2 Commonly Misunderstood Health Insurance Terms

There are many health insurance terms that are used in association with benefits tied to a plan of health insurance. Coinsurance requirements, stop-loss limits, maximum lifetime benefits and others are found in policy documents and used to describe how benefits are used by insured individuals. 2 commonly misunderstood health insurance terms are deductible and pre-existing condition.

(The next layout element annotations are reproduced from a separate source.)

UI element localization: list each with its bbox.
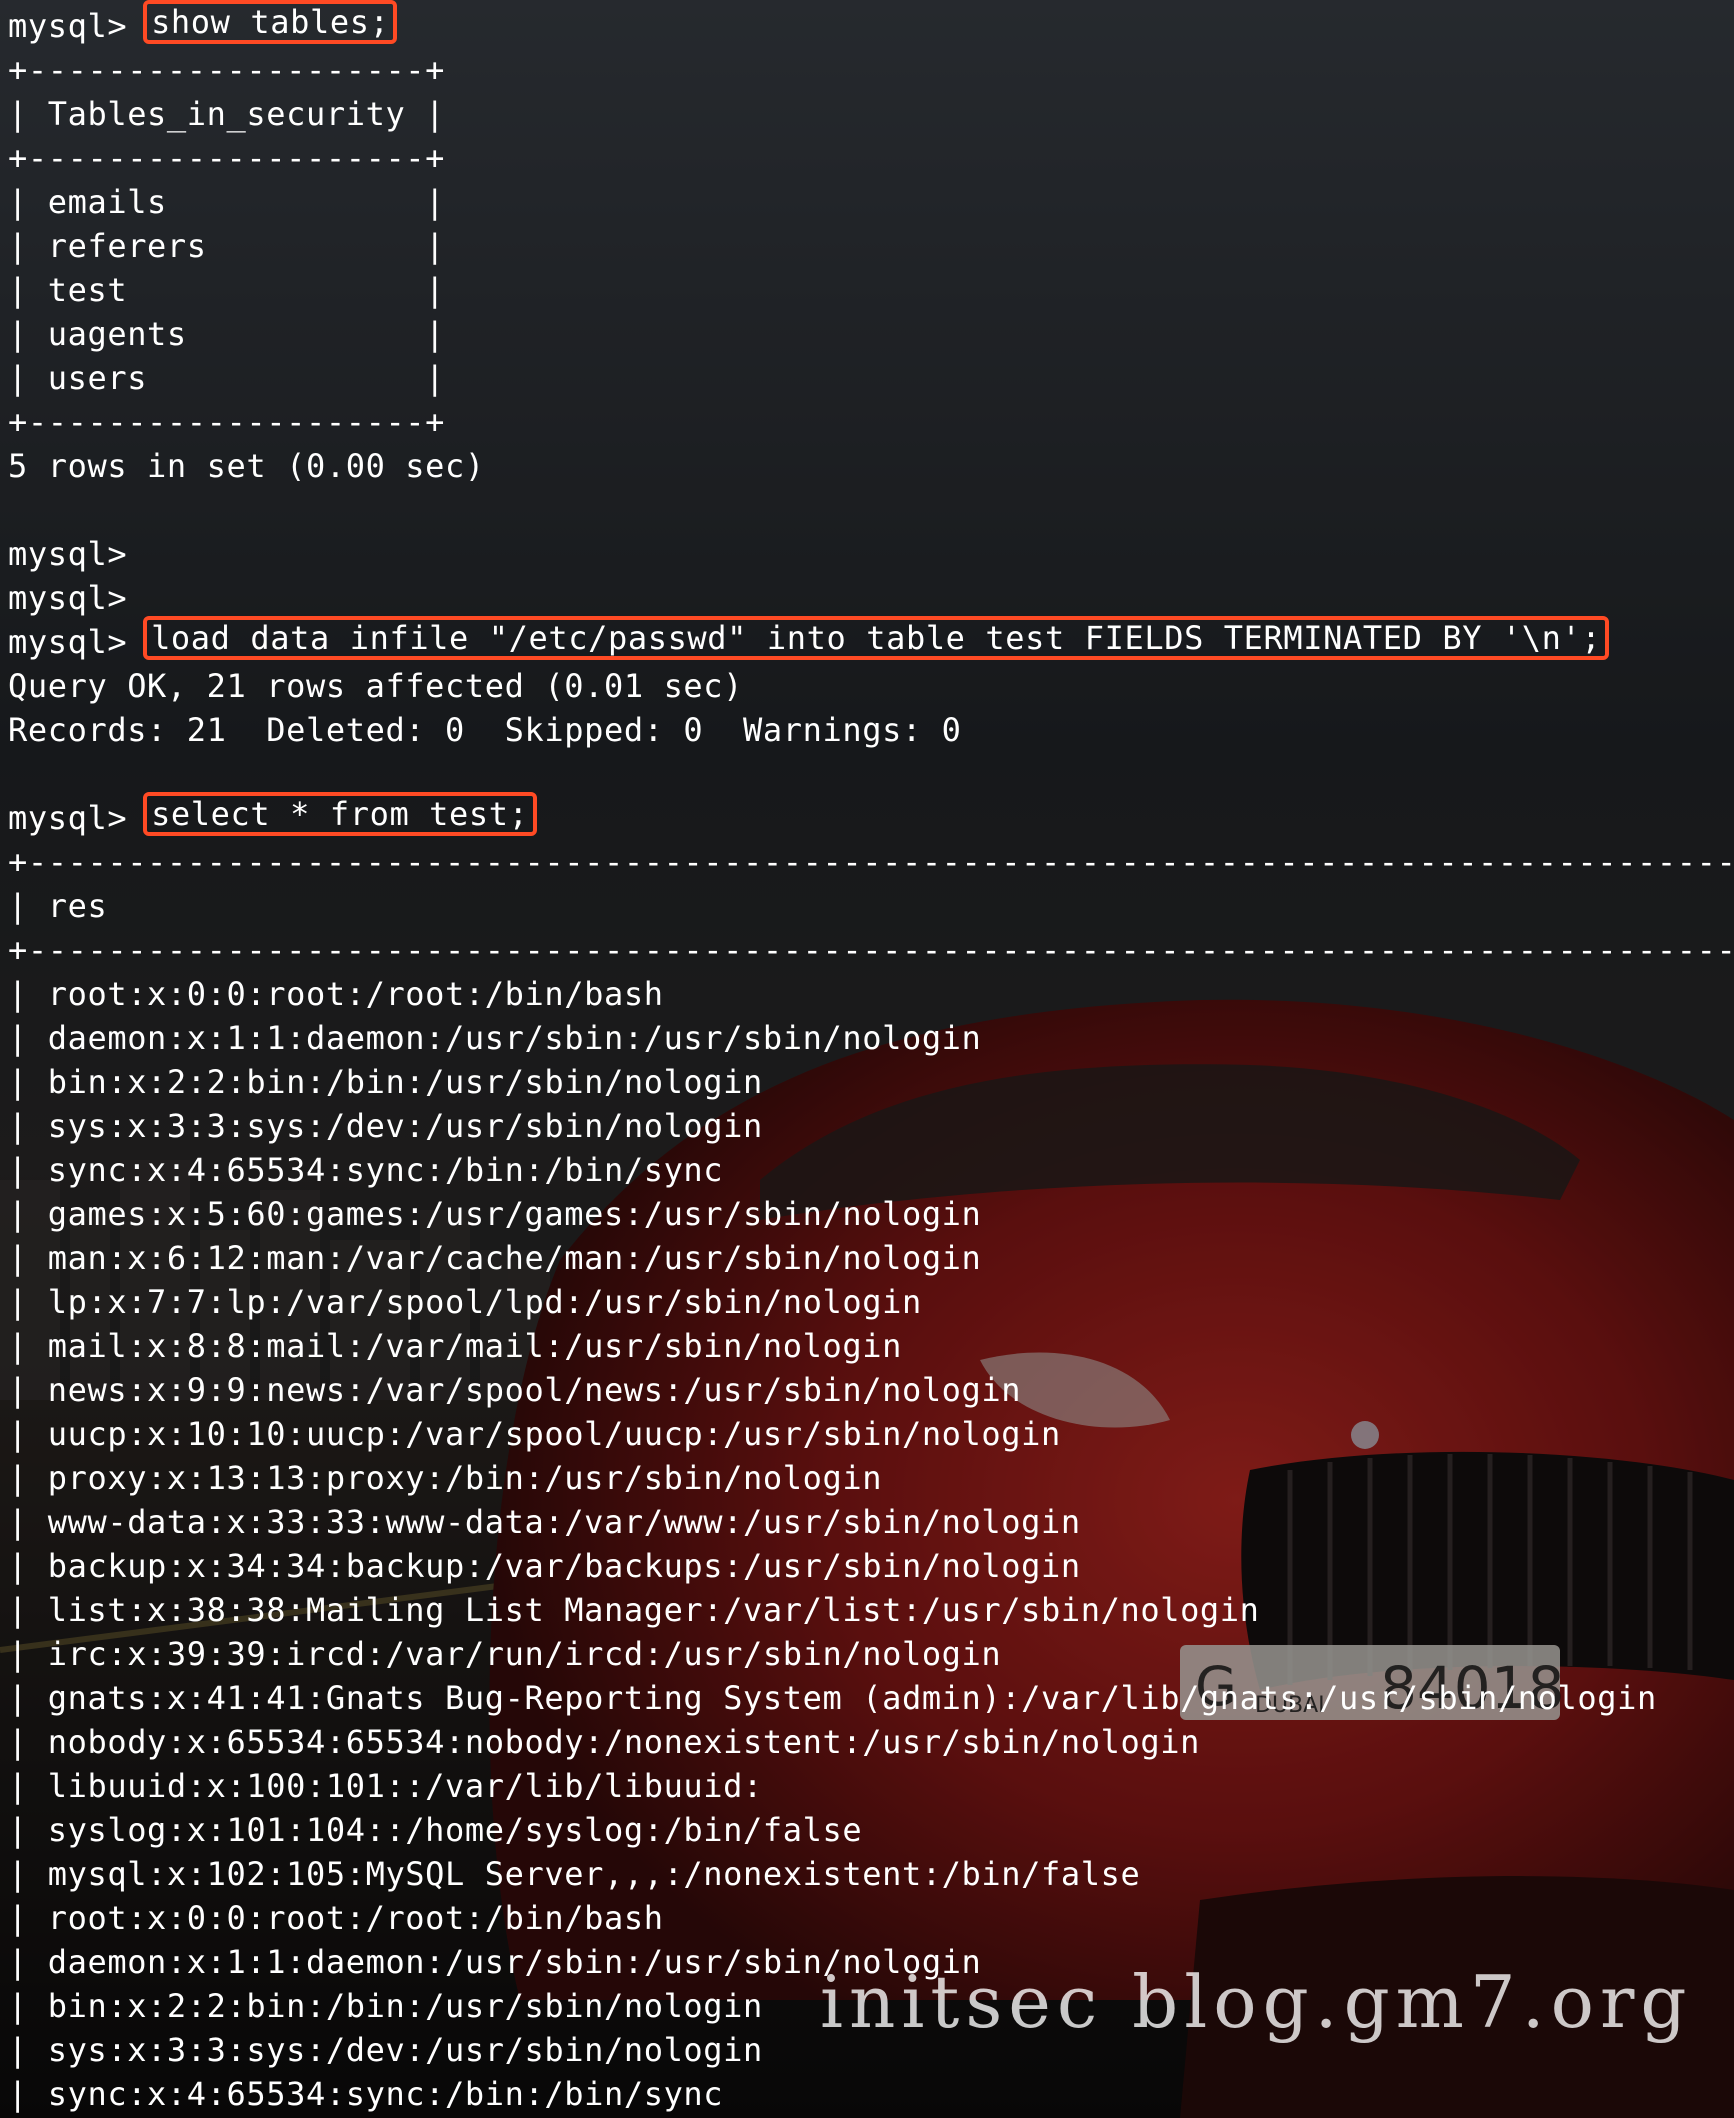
terminal-output-line: | gnats:x:41:41:Gnats Bug-Reporting Syst… bbox=[8, 1679, 1734, 1717]
terminal-output-line: | irc:x:39:39:ircd:/var/run/ircd:/usr/sb… bbox=[8, 1635, 1734, 1673]
terminal-output-line: | list:x:38:38:Mailing List Manager:/var… bbox=[8, 1591, 1734, 1629]
terminal-output-line: | uucp:x:10:10:uucp:/var/spool/uucp:/usr… bbox=[8, 1415, 1734, 1453]
highlighted-command: select * from test; bbox=[143, 792, 537, 836]
terminal-command-line: mysql> load data infile "/etc/passwd" in… bbox=[8, 616, 1730, 664]
terminal-output-line: Records: 21 Deleted: 0 Skipped: 0 Warnin… bbox=[8, 711, 962, 749]
terminal-output-line: +---------------------------------------… bbox=[8, 843, 1734, 881]
terminal-output-line: | Tables_in_security | bbox=[8, 95, 446, 133]
terminal-output-line: | root:x:0:0:root:/root:/bin/bash | bbox=[8, 975, 1734, 1013]
terminal-output-line: | test | bbox=[8, 271, 446, 309]
terminal-output-line: +--------------------+ bbox=[8, 51, 446, 89]
terminal-output-line: | mail:x:8:8:mail:/var/mail:/usr/sbin/no… bbox=[8, 1327, 1734, 1365]
watermark-text: initsec blog.gm7.org bbox=[820, 1960, 1693, 2044]
terminal-output-line: | root:x:0:0:root:/root:/bin/bash | bbox=[8, 1899, 1734, 1937]
terminal-output-line: | sync:x:4:65534:sync:/bin:/bin/sync | bbox=[8, 2075, 1734, 2113]
terminal-command-line: mysql> show tables; bbox=[8, 0, 1730, 48]
terminal-output-line: | bin:x:2:2:bin:/bin:/usr/sbin/nologin | bbox=[8, 1063, 1734, 1101]
terminal-output-line: | www-data:x:33:33:www-data:/var/www:/us… bbox=[8, 1503, 1734, 1541]
terminal-output-line: Query OK, 21 rows affected (0.01 sec) bbox=[8, 667, 744, 705]
mysql-prompt: mysql> bbox=[8, 623, 148, 661]
mysql-prompt: mysql> bbox=[8, 7, 148, 45]
terminal-output-line: | sync:x:4:65534:sync:/bin:/bin/sync | bbox=[8, 1151, 1734, 1189]
terminal-output-line: +---------------------------------------… bbox=[8, 931, 1734, 969]
terminal-output-line: | mysql:x:102:105:MySQL Server,,,:/nonex… bbox=[8, 1855, 1734, 1893]
terminal-output-line: | users | bbox=[8, 359, 446, 397]
terminal-output: mysql> show tables; +--------------------… bbox=[8, 0, 1734, 2116]
terminal-output-line: | games:x:5:60:games:/usr/games:/usr/sbi… bbox=[8, 1195, 1734, 1233]
terminal-output-line: +--------------------+ bbox=[8, 139, 446, 177]
terminal-output-line: | nobody:x:65534:65534:nobody:/nonexiste… bbox=[8, 1723, 1734, 1761]
terminal-output-line: | proxy:x:13:13:proxy:/bin:/usr/sbin/nol… bbox=[8, 1459, 1734, 1497]
terminal-output-line: | daemon:x:1:1:daemon:/usr/sbin:/usr/sbi… bbox=[8, 1019, 1734, 1057]
terminal-output-line: | res | bbox=[8, 887, 1734, 925]
terminal-output-line: | backup:x:34:34:backup:/var/backups:/us… bbox=[8, 1547, 1734, 1585]
terminal-output-line: | emails | bbox=[8, 183, 446, 221]
terminal-output-line: | man:x:6:12:man:/var/cache/man:/usr/sbi… bbox=[8, 1239, 1734, 1277]
terminal-output-line: 5 rows in set (0.00 sec) bbox=[8, 447, 485, 485]
highlighted-command: show tables; bbox=[143, 0, 398, 44]
terminal-output-line: | referers | bbox=[8, 227, 446, 265]
terminal-output-line: | sys:x:3:3:sys:/dev:/usr/sbin/nologin | bbox=[8, 1107, 1734, 1145]
terminal-output-line: | uagents | bbox=[8, 315, 446, 353]
terminal-output-line: | syslog:x:101:104::/home/syslog:/bin/fa… bbox=[8, 1811, 1734, 1849]
terminal-output-line: +--------------------+ bbox=[8, 403, 446, 441]
terminal-output-line: mysql> bbox=[8, 535, 128, 573]
terminal-output-line: mysql> bbox=[8, 579, 128, 617]
terminal-output-line: | libuuid:x:100:101::/var/lib/libuuid: | bbox=[8, 1767, 1734, 1805]
terminal-output-line: | news:x:9:9:news:/var/spool/news:/usr/s… bbox=[8, 1371, 1734, 1409]
terminal-command-line: mysql> select * from test; bbox=[8, 792, 1730, 840]
mysql-prompt: mysql> bbox=[8, 799, 148, 837]
highlighted-command: load data infile "/etc/passwd" into tabl… bbox=[143, 616, 1610, 660]
terminal-output-line: | lp:x:7:7:lp:/var/spool/lpd:/usr/sbin/n… bbox=[8, 1283, 1734, 1321]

A deductible is the “first dollar” paid before health insurance benefits are paid by an insurance company. Often times people with health insurance view the deductible as part of the benefit that they are receiving when they are sick or need medical treatment. A deductible is the amount of out-of-pocket expense that is first paid by the insured before benefits are payable by the insurance company. After the deductible has been paid, the insured and the insurance company often share in the cost of the expense, which is the coinsurance requirement.

Pre-Existing Condition

A pre-existing condition is typically defined as one that a person has or should of known that they had and sought medical advice or assistance for prior to joining a plan for health insurance.  The period of time in which the person should have been aware of their pre-existing condition is usually about 6 months.  A pre-existing condition can be the basis for denial of benefits in an individual health insurance plan. This is because individual heath is medically underwritten.  In an employer-sponsored group insurance plan, a pre-existing condition can only be subject to a probationary period of no longer than 12 months.